Tupper creates the illusion that Groce thought that player was Tate until he thought that player was Lucas. Tupper writes, "Finally, but long after the fan displeasure with Tate’s playing time reached an audible level at the State Farm Center, and probably because even Groce could no longer deny the plain truth, Tate was given a seat and Lucas was given a spot in the starting rotation." Thank goodness Lucas finally replaced our terrible guard in the starting lineup - Tracy Abrams! While Tupper does not say "Lucas replaced Tate in the staring lineup", he does make it sound that way. You would think Groce was such a dummy he was starting Tate all that time while poor Lucas waited, but in fact Tate hadn't started since game eight against N.C. State. The
starting lineup since that point had been a stable Abrams, Hill, Black, Coelman-Lands, and Morgan. Lucas had already passed Tate, and Abrams disastrous funk in conference play finally lost him his starting spot in game 21 against Iowa.

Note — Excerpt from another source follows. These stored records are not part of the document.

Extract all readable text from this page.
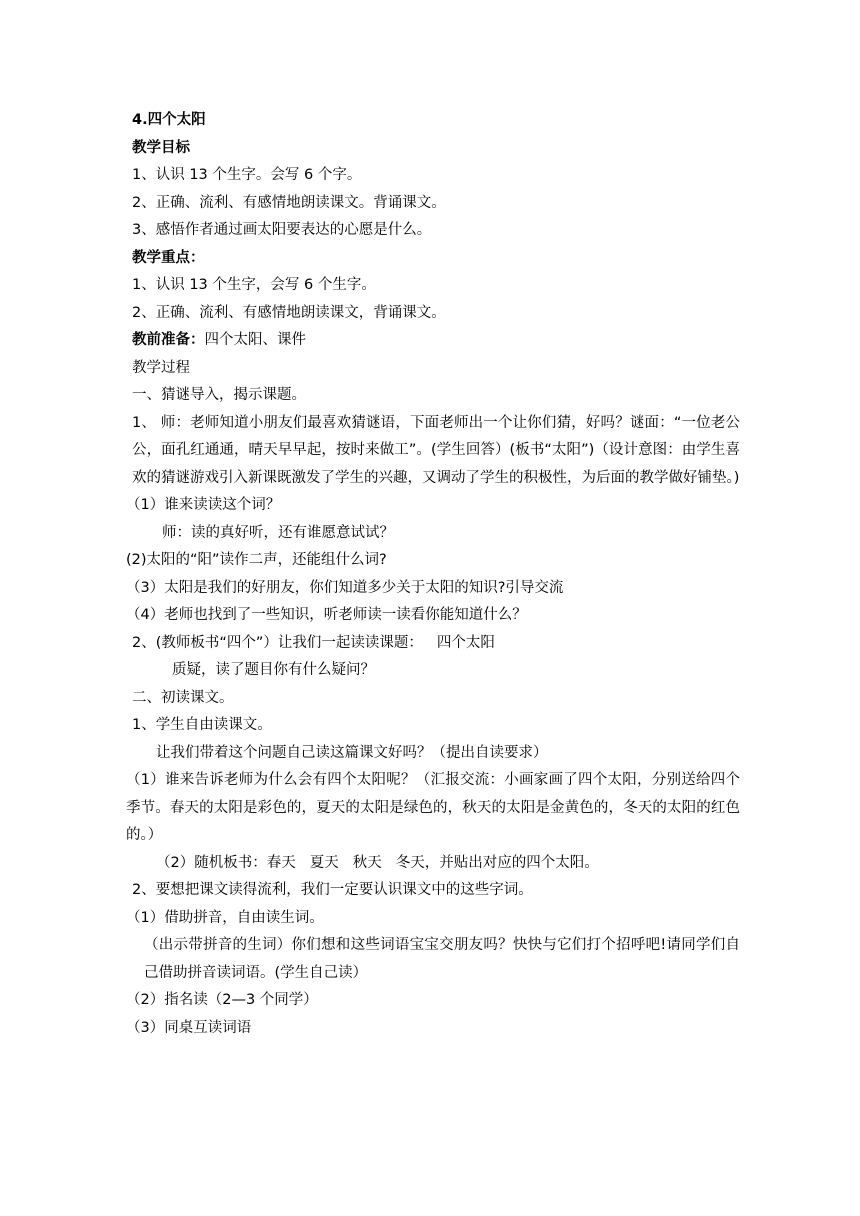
4.四个太阳

教学目标

1、认识 13 个生字。会写 6 个字。

2、正确、流利、有感情地朗读课文。背诵课文。

3、感悟作者通过画太阳要表达的心愿是什么。

教学重点：

1、认识 13 个生字，会写 6 个生字。

2、正确、流利、有感情地朗读课文，背诵课文。

教前准备：四个太阳、课件

教学过程

一、猜谜导入，揭示课题。

1、 师：老师知道小朋友们最喜欢猜谜语，下面老师出一个让你们猜，好吗？谜面：“一位老公公，面孔红通通，晴天早早起，按时来做工”。(学生回答）(板书“太阳”)（设计意图：由学生喜欢的猜谜游戏引入新课既激发了学生的兴趣，又调动了学生的积极性，为后面的教学做好铺垫。)

（1）谁来读读这个词？

师：读的真好听，还有谁愿意试试？

(2)太阳的“阳”读作二声，还能组什么词?

（3）太阳是我们的好朋友，你们知道多少关于太阳的知识?引导交流

（4）老师也找到了一些知识，听老师读一读看你能知道什么？

2、(教师板书“四个”）让我们一起读读课题： 四个太阳

质疑，读了题目你有什么疑问？

二、初读课文。

1、学生自由读课文。

让我们带着这个问题自己读这篇课文好吗？（提出自读要求）

（1）谁来告诉老师为什么会有四个太阳呢？（汇报交流：小画家画了四个太阳，分别送给四个季节。春天的太阳是彩色的，夏天的太阳是绿色的，秋天的太阳是金黄色的，冬天的太阳的红色的。）

（2）随机板书：春天 夏天 秋天 冬天，并贴出对应的四个太阳。

2、要想把课文读得流利，我们一定要认识课文中的这些字词。

（1）借助拼音，自由读生词。

（出示带拼音的生词）你们想和这些词语宝宝交朋友吗？快快与它们打个招呼吧!请同学们自己借助拼音读词语。(学生自己读）

（2）指名读（2—3 个同学）

（3）同桌互读词语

Lucas had played more minutes that Tate by game seven vs Florida State.
Now some stats. Unfortunately i can't easily break down stats for non-confernce games. Full season and in conference are the options available. I would also love to do a blind comparison between Tate, Abrams, and Te'Jon, but there are categories that give them away. Any 3PT columns and it's all over.
So let's take a look at what Te'Jon's minutes got us. These lines are conference games only, per 40 minutes stats.
Rk Player_______G__MP__FG__FGA__FG%__2P_2PA_ 2P%__3P_3PA__3P%__FT_FTA__FT%_TRB_AST_STL_BLK_TOV__PF_PTS
1 _Jaylon Tate 11 127 1.6 _4.1 .385 1.6 3.5 .455 0.0 0.6 .000 0.9 0.9 1.00 3.5 5.7 1.3 0.3 2.5 2.5 4.1
2 _TeJon Lucas 17 423 2.7 _7.3 .377 2.0 5.2 .382 0.8 2.1 .364 3.4 6.0 .571 3.5 5.6 2.4 0.1 2.6 3.9 9.6
4 Tracy Abrams 18 380 3.3 11.1 .295 1.7 4.9 .340 1.6 6.1 .259 1.4 2.3 .591 4.4 3.4 1.5 0.1 1.7 3.4 9.5
Provided by
CBB at Sports Reference:
View Original Table Generated 7/16/2017.
Lucas and Tate are statistically even in many categories; rebounding, blocks, turnovers, and assists. Lucas was more of a 'scorer', but only a better shooter from range, where he was merely acceptable. The point differential comes down to an additional (rounding up from .8) three pointer a game and Lucas' best-on-the-team ability to draw fouls (FTr). Unfortunately Lucas only capitalized on those free throws 57% of the time.
On defense Lucas was good for another steal every 40 minutes over Tate, but at the expense of 1.4 more fouls.
But Abrams, who escapes mention in the article, deserves some mention. In conference play, Tracy logged three times as many minutes as Jaylon, while shooting an even worse percentage. Even factoring in made threes (Effective FG %), Tracy shot .36.7% to Jaylon's 38.5%. While Abrams was a better rebounder and took better care of the ball, Tate had enough assists that his assist to turnover ratio is slightly better that Abrams'. If we are going to examine Groce's doling out of the minutes, wouldn't it be wise to talk about the people who actually got the minutes? Focusing on poor punching bag Tate when Abrams played at a similar level and was on the court three times as much is mistake. Not even mentioning Abrams swoon is a failure. Mentioning either of them in an article introducing someone completely unrelated betrays either pandering or fixation neither of which are becoming.
So yeah, I personally do not think a professional should set up their article by insulting a former coach, all his assistants and one of his players, while apparently not looking too closely at the details involved.